Thanks for your reply Rosalyn, and sorry for being slow in responding back. Been a busy couple of weeks.
To be fair, you began your article by “playing semantics” by using two definitions as a premise to your argument for why black people can’t be racist. I just pointed out the flaws in that premise. Call it what you will, but that’s just the writer in me. Words matter.
You’re making a wildly overgeneralised (and misinformed) claim about Sweden as a country, presumably rooted in your own prejudice.
White majority doesn’t equal white supremacy.
Sweden is not run for whites, it’s run for its people (which includes relatively large amounts of “non-white” refugees taken in over the past decades). Cultures that are accommodated and catered for.
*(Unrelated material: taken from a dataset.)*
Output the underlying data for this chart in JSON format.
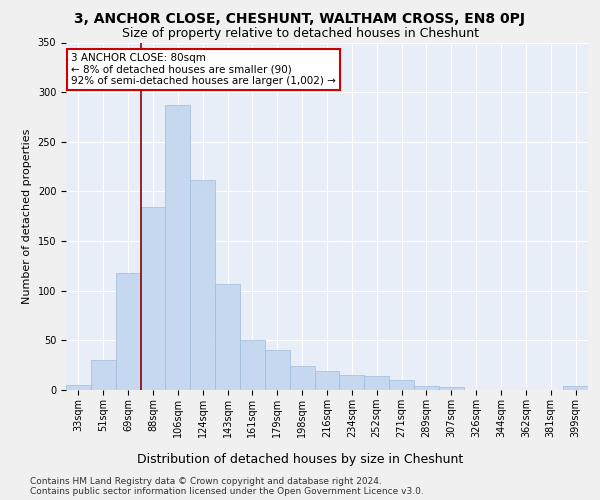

The egalitarian freedoms that Sweden offer to its people sees no colour restrictions. Its educational, legal, health, welfare, and other social systems are not build on discrimination or racial prejudice. You could even argue that many of them favour people of colour and different ethnicities because Sweden typically (at least in practice) recognises the threat of potential inequalities. Of course there’s xenophobia and racism in Sweden, I don’t believe there’s a country on earth that doesn’t have it on an individual level. No man, woman or country is perfect, but to call Sweden a “white supremacy country” is revealing gross ignorance on your side.
And by the way, I’m not particularly passionate about Sweden (even though I’m originally from there), but I am passionate about refuting misinformation and misconceptions when I see it. That’s what you’re seeing here.
I’m not sure what’s so hilarious about my example of the Pygmies and the Bantu? It demonstrates that racial/ethnic persecution occurs between and is done by all hues. It’s just one out of many examples.